Dans le second cas, fort éloigné du premier, les deux défis prioritaires sont relatifs d’une part à la capacité des opérations de s’adapter aux problèmes d’approvisionnement sans faire bondir les coûts d’achat et les stocks et d’autre part celle de flexibiliser le staffing en fonction de la demande. De plus il apparaît dans cet exemple que la complexité de l’offre gêne l’approvisionnement des matières, ce qui exacerbe le problème précédent.

Second exemple d’évaluation des risques

Définir les premières actions pour parer au plus pressé

Malgré l’intérêt d’un diagnostic limité correctement mené, il est indéniable que les propositions pouvant découler des enseignements tirés à cette occasion ne peuvent prétendre à la précision.
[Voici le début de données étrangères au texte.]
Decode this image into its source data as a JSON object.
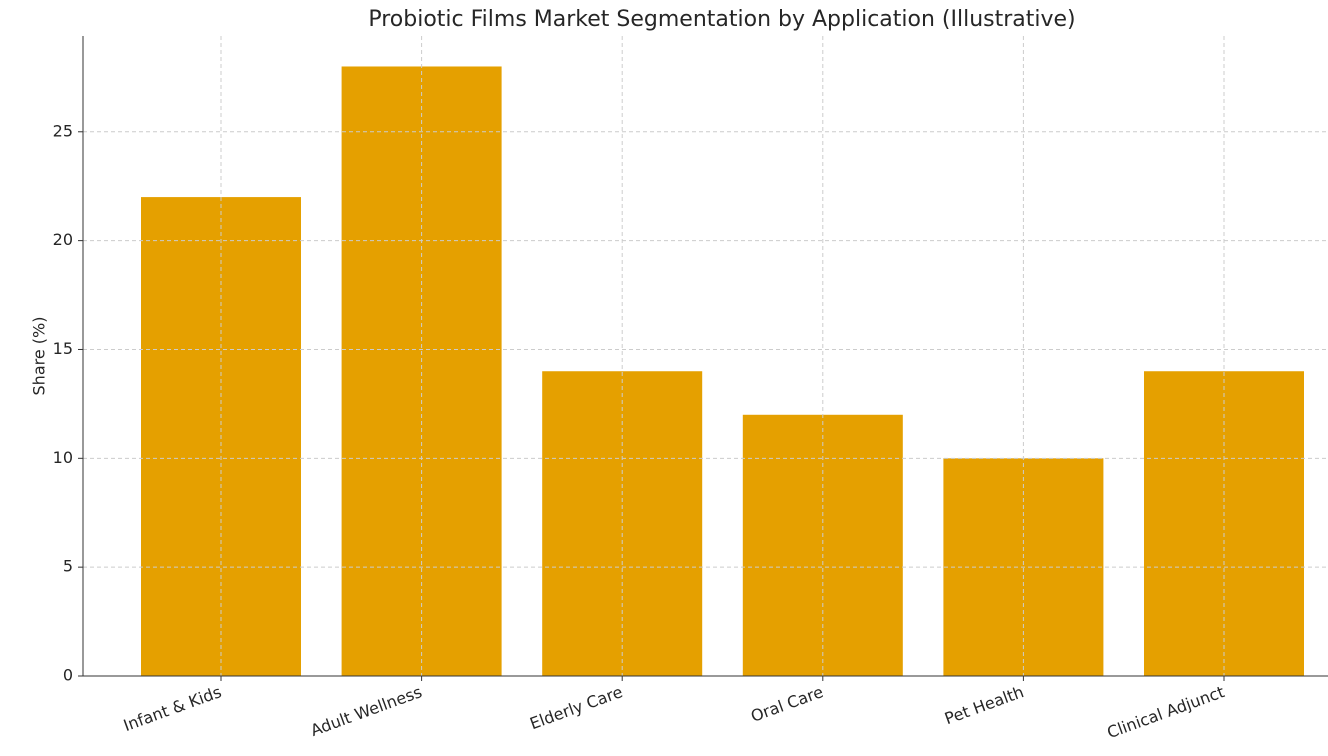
{
  "chart_data": {
    "type": "bar",
    "title": "Probiotic Films Market Segmentation by Application (Illustrative)",
    "y_label": "Share (%)",
    "categories": [
      "Infant & Kids",
      "Adult Wellness",
      "Elderly Care",
      "Oral Care",
      "Pet Health",
      "Clinical Adjunct"
    ],
    "values": [
      22,
      28,
      14,
      12,
      10,
      14
    ],
    "color": "#e5a000",
    "ylim": [
      0,
      29.4
    ],
    "yticks": [
      0,
      5,
      10,
      15,
      20,
      25
    ],
    "grid": true
  }
}
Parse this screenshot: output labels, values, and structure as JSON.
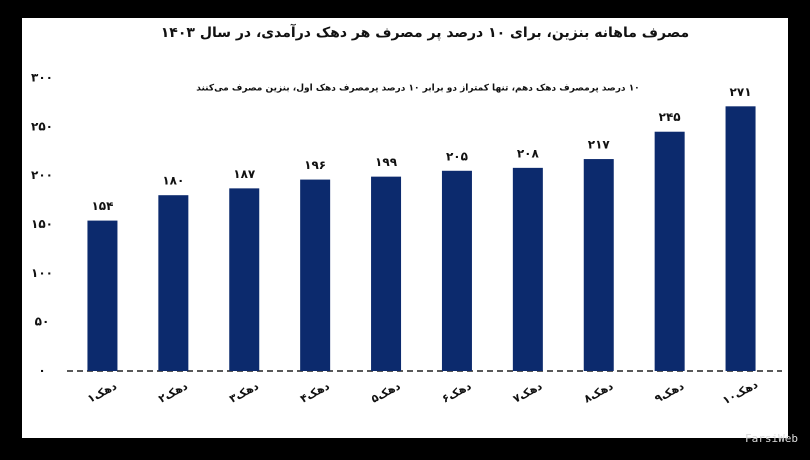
{
  "chart_data": {
    "type": "bar",
    "title": "مصرف ماهانه بنزین، برای ۱۰ درصد پر مصرف هر دهک درآمدی، در سال ۱۴۰۳",
    "subtitle": "۱۰ درصد پرمصرف دهک دهم، تنها کمتراز دو برابر ۱۰ درصد پرمصرف دهک اول، بنزین مصرف می‌کنند",
    "categories": [
      "دهک۱",
      "دهک۲",
      "دهک۳",
      "دهک۴",
      "دهک۵",
      "دهک۶",
      "دهک۷",
      "دهک۸",
      "دهک۹",
      "دهک۱۰"
    ],
    "values": [
      154,
      180,
      187,
      196,
      199,
      205,
      208,
      217,
      245,
      271
    ],
    "value_labels": [
      "۱۵۴",
      "۱۸۰",
      "۱۸۷",
      "۱۹۶",
      "۱۹۹",
      "۲۰۵",
      "۲۰۸",
      "۲۱۷",
      "۲۴۵",
      "۲۷۱"
    ],
    "color": "#0c2a6d",
    "ylim": [
      0,
      300
    ],
    "yticks": [
      {
        "value": 0,
        "label": "۰"
      },
      {
        "value": 50,
        "label": "۵۰"
      },
      {
        "value": 100,
        "label": "۱۰۰"
      },
      {
        "value": 150,
        "label": "۱۵۰"
      },
      {
        "value": 200,
        "label": "۲۰۰"
      },
      {
        "value": 250,
        "label": "۲۵۰"
      },
      {
        "value": 300,
        "label": "۳۰۰"
      }
    ],
    "grid": false,
    "watermark": "FarsiWeb"
  }
}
Faute de l’apport déterminant de l’analyse de la data, quantifier, même de façon approchée, l’impact des faiblesses relevées ou l’ampleur des gains potentiels nous paraît être un exercice hasardeux. Il n’en demeure pas moins qu’un tel diagnostic peut offrir quelques premières orientations de l’action, souvent acceptables pour parer au plus pressé. Ce diagnostic méritera malgré tout d’être amélioré ultérieurement, une fois l’urgence passée, par des analyses plus approfondies exploitant les données pour affiner les solutions trouvées et les compléter.

En outre, seul un diagnostic intégral permet de simuler l’impact des 6 risques externes dans différents scénarios (selon plusieurs profils d’évolution de l’inflation sur les deux prochaines années par exemple), car cela nécessite de construire une modélisation économique robuste de l’entreprise. Enfin, le diagnostic intégral est l’outil privilégié pour spécifier les transformations à opérer afin de métamorphoser l’entreprise en une “machine à résultats », capable de produire des flux soutenus de profits et de cash.